The new report, ‘Energy System Flexibility – Opportunities for Investors’ says that there are a variety of revenue lines for flexibility, which includes storage options from very short term (such as batteries) to long term (such as pumped hydro storage). The report says that revenue for these assets is “often highly uncertain”, as it is split between the wholesale energy market, Balancing Mechanism and contracts with network operators or government. Using several of these streams is necessary but difficult as contracts are individually complex, and also vary from one to another and between buyers.
But the report found that alongside revenue, parties that had ‘built in’ flexibility, could reduce upfront costs and mitigate risks associated with network costs and energy price volatility.
The capital cost reductions came from savings such as a lower electricity connection cost, either because the mix reduced the capacity required or because it allows for a flexible connection. Price risks were reduced because the technologies can mitigate risks such as regulatory changes, which could change the company’s power charges. It could allow for switching from a fixed to a time-of use energy tariff, for example, to minimise bills. Elsewhere some industries have highlighted the role of flexibility technologies such as storage in providing assurance against power outages.
The report says that as part of a broad asset investment flexibility services could enable an industrial site to offer demand side response, or allow it to add in storage assets co-located with renewable energy.
It said that the assessment of the value of flexibility should include its ability to mitigate the risk of future cost increases, as well as its ability to generate revenue. In addition better understanding was required of how investments which include flexibility can be structured to secure private finance.

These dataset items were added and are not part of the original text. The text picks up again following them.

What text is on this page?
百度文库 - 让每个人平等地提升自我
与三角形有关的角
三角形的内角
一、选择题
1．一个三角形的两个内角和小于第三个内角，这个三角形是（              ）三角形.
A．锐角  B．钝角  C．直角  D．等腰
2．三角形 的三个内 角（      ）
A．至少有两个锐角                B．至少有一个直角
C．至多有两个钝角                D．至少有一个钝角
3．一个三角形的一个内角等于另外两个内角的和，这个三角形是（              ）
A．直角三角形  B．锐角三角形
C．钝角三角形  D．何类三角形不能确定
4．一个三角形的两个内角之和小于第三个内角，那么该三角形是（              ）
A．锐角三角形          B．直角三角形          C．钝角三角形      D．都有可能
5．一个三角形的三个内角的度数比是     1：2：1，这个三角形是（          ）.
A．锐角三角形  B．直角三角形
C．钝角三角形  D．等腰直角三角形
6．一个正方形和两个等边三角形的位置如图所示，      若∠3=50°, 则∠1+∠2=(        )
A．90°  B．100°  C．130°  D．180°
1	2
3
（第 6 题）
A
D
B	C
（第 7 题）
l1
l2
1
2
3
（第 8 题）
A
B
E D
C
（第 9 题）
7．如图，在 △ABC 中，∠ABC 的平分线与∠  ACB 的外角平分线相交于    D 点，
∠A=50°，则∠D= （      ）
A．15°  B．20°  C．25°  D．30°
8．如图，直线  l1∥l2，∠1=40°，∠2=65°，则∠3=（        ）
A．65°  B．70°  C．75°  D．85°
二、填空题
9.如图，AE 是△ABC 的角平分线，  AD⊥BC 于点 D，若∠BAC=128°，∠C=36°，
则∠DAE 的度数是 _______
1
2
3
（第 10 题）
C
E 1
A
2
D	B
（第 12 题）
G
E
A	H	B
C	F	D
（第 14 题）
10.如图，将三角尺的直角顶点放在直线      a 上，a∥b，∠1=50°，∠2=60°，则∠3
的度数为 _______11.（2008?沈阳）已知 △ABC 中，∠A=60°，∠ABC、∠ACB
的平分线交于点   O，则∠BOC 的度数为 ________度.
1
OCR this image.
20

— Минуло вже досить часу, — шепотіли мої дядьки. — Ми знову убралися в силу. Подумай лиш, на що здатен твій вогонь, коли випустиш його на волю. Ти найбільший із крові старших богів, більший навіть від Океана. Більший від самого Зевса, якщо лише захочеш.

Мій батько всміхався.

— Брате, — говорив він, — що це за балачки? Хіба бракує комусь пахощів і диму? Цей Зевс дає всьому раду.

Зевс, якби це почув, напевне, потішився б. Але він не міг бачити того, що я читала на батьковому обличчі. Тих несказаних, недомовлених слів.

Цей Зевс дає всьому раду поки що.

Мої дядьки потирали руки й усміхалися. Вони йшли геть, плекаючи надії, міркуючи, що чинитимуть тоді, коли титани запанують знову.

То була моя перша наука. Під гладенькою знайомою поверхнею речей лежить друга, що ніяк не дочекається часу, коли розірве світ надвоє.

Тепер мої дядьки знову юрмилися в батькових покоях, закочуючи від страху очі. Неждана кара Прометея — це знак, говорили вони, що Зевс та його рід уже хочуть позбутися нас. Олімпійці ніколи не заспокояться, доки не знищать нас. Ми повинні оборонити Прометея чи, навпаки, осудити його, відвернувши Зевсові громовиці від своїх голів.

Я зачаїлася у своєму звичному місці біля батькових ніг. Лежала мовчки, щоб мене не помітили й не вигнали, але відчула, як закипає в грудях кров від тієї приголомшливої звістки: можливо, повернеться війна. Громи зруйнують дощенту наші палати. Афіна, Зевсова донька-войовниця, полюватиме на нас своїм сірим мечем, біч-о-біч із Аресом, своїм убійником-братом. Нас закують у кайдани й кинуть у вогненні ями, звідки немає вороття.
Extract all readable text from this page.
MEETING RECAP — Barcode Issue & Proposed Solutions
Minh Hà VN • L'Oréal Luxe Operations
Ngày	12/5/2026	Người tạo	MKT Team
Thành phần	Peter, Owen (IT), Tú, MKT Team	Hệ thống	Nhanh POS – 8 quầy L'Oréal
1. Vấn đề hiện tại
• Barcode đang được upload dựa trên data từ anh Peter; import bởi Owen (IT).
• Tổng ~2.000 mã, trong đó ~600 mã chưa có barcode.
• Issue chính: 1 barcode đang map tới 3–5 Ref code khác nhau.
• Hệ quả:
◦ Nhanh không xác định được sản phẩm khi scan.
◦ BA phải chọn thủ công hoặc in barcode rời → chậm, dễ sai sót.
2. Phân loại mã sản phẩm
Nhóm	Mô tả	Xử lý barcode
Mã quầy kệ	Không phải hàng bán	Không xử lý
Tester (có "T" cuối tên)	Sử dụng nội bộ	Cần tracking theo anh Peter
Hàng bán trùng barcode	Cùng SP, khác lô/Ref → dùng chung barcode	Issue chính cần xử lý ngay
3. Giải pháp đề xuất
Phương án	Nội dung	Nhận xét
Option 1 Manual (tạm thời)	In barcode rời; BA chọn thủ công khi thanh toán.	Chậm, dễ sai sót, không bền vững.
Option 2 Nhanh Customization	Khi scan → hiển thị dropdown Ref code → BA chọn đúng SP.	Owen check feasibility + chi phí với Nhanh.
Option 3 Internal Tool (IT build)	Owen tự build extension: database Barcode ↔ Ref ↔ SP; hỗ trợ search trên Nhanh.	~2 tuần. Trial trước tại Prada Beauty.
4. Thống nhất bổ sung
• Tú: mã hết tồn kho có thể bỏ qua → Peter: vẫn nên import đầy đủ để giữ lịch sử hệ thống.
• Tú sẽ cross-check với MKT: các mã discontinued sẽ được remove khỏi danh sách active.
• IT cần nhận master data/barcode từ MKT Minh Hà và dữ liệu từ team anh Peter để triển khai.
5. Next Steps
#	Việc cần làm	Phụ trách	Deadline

In order to improve the revenue achievable the report recommended:
• Aggregating assets, to increase the attractiveness to finance providers of investing in small scale technologies
• Pricing in the cost of carbon across all forms of flexibility
• Creating long-term signals on the value of flexibility
• Creating stable revenue streams by encouraging private investment through corporate PPAs
• Developing novel financial structures that may blend public and private investment
• Making ‘enabling investment’
The report said, “Continued dialogue between the energy and finance sectors is crucial in understanding different perspectives and financing needs”.